De repente acordei menino.
Beirava os sete anos. Avizinhava-se o carnaval.
Morando naquela mesma rua. Que daqui se avista a mão esqquerda.
Dois anos depois de me mudar de Boa Esperança. Cidade onde nasci descobrindo o mundo pela primeira vez. De onde trago boas lembranças retratadas em velhas fotografias que guardo as minhas costas. Uma delas apontando meu dedinho da mão direita como se fosse o cano de um revolver em direção ao nada. E eu, lourinho, quem saberia dizer em que idade me encontro não está mais aqui. A teceira mostra-me peladinho num galinheiro de galinhas brancas. E quase perdi minha fimose. Talvez seja essa ocasião que me tenha feito decidir pela especialidade anos mais tarde. Outra me mostra todo medroso, de mãos ao alto, nos ombros do meu querido pai. Tendo minha mãezinha do lado. Ambos jovens ainda. E noutra uma velha fotografia da minha mãe, vestida num uniforme azul escuro. Com uma linda camisa branca suspensa por um suspensório. Talvez seja o mesmo uniforme que ela usava quando se formou no curso normal.
Ao acordar ainda criança. Boas lembranças me trazem o meu cãozinho Rebel. Peludinho meio viralatinha. Que morreu em minha defesa. Quando saímos à rua e fui ameaçado por um canzarrão feroz. Rebel não se intimidou. Atracou-se de unhas e dentes com o cão bem maior que ele. E euzinho, medroso me escafedi. Só retornei horas mais tarde. E descobri meu amiguinho Rebel mortinho meio escondido numa moita de capim. Não tive como dar-lhe um enterro decente, pois ele bem o merecia. Nos dias de agora meu cãozinho de estimação pode ser visto em velhas fotografias.
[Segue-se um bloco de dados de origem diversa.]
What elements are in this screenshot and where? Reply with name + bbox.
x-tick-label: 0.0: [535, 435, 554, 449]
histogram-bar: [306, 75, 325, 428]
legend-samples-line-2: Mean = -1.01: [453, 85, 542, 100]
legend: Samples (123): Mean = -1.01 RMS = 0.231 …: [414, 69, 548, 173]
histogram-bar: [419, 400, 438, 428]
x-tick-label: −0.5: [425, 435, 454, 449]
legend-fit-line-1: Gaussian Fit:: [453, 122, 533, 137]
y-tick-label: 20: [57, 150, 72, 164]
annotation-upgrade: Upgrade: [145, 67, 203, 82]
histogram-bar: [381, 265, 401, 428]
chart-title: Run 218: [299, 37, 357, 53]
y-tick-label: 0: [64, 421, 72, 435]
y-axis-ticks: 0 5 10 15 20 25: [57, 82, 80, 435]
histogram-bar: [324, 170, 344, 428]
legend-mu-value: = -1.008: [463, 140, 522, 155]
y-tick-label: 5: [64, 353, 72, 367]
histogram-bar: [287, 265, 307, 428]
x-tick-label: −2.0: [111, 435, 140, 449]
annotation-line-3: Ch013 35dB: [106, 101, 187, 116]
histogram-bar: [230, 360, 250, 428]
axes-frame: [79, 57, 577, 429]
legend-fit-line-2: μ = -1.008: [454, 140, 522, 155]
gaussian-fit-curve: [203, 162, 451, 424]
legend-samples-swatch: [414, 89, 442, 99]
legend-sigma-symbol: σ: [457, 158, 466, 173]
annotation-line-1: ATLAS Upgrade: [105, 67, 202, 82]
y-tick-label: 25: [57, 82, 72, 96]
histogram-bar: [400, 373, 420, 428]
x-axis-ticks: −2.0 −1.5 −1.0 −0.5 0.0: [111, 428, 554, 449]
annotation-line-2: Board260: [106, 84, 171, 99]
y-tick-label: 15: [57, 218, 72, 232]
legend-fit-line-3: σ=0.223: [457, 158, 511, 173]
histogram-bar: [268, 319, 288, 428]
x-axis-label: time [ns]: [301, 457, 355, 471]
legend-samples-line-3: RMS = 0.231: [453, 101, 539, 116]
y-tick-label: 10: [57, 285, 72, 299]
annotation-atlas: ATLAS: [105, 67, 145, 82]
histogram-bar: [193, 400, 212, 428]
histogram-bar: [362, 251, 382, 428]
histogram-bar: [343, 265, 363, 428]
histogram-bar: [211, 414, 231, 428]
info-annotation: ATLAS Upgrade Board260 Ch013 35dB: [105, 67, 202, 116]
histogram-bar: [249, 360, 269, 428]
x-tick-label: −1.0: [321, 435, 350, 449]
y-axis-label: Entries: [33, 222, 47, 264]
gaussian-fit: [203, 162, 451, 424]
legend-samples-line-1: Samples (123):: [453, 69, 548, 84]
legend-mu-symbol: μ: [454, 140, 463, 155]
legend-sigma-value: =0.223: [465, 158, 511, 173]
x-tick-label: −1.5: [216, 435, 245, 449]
Noutra se mostra minha irmãzinha Rosinha linda como uma boneca de nome Beijoca.
No dia de hoje sonhei esse sonho gostoso. Brincando naquela rua de nome Costa Pereira. Ainda descoberta daquela manta asfaltica. De terra batida. Anos mais tarde foi-lhe dado de presente um calçamento de pedras duras. Chamadas de um nome complicado-paralelepipedo.
Sonhei com aquele clube onde até hoje frequento. Agora em constantes reformas para dar mais conforto aos associados.
Sonhei com algumas travessuras que eu fazia. De vez em quando ficava de castigo. Assentado de costas à televisão. Sem pode assistir aos desenhos animados do Tio Patinhas mergulhando na sua piscina cheia de dinheiro. Notas graúdas que até hoje me seduzem tanto. Para sair do tal castigo, mais que merecido, que já durava horas e minutos, chorava implorando a minha mãezinha suplicando por aquilo que mais detestava: “mãe! Quero leite!”
E ela me deixava sair enternecida.
Sonhava sempre, na minha meninice peralta, ao se avizinhar dezembro, datas quase coincidentes do meu aniversário e da visita de Papai Noel. Ganhar presentes em dobro. Mas não era do costume ser presenteado duas vezes. Ganhava uma bicicletinha de rodinhas amarelas no meu aniversário. E uma patinete motorizada no natal do ano seguinte.
Sonhei, na noite de hoje, alguns sonhozinhos pra lá de apetitosos.
Ainda meninozinho, cabulando aulas, fingia estar doente. Ficava na cama até mais tardar da hora. E quando minha mãezinha ia aflita à farmácia do Seu João. Temendo ele me fincar injeção logo melhorava. Mas já era tarde. A porta da escola já estava fechada. O bedel não aceitava retardatários.
Sonhei um sonho colorido. Em que borboletas azuis se metamorfoseavam em cores multicores. Esses sonhos não sonho mais. Nos dias de agora sonho em preto e branco.
Quando menino, beirando os dez anos, sonhava com as férias de final de ano. Quando ia a fazendinha das tias de Perdões. A rocinha da Cachoeira não tinha cachoeira. E sim um poço profundo. Onde mergulhávamos de narizes tapados. Lembro-me de um dia quando um primo de Perdões foi ao fundo do poço. E de lá retornou arfante de cansaço.
Na manhã desse dia. Quase semana de carnaval. Sonhei com Arlequim tentado beijar Colombina. Que se esquivou desse beijo bem dado. E fui eu quem a beijou. Pena que tudo não passou de mais um sonho meu.
Se disser que ainda sonho não digo a verdade. Pena que quando um velho sonha ele acaba caindo da cama.
Já eu, não mais menino, deixei de sonhar a tempos atrás.
Que bom seria dar marcha à ré nos sonhos. De novo trazê-los de volta, nos bons tempos de criança.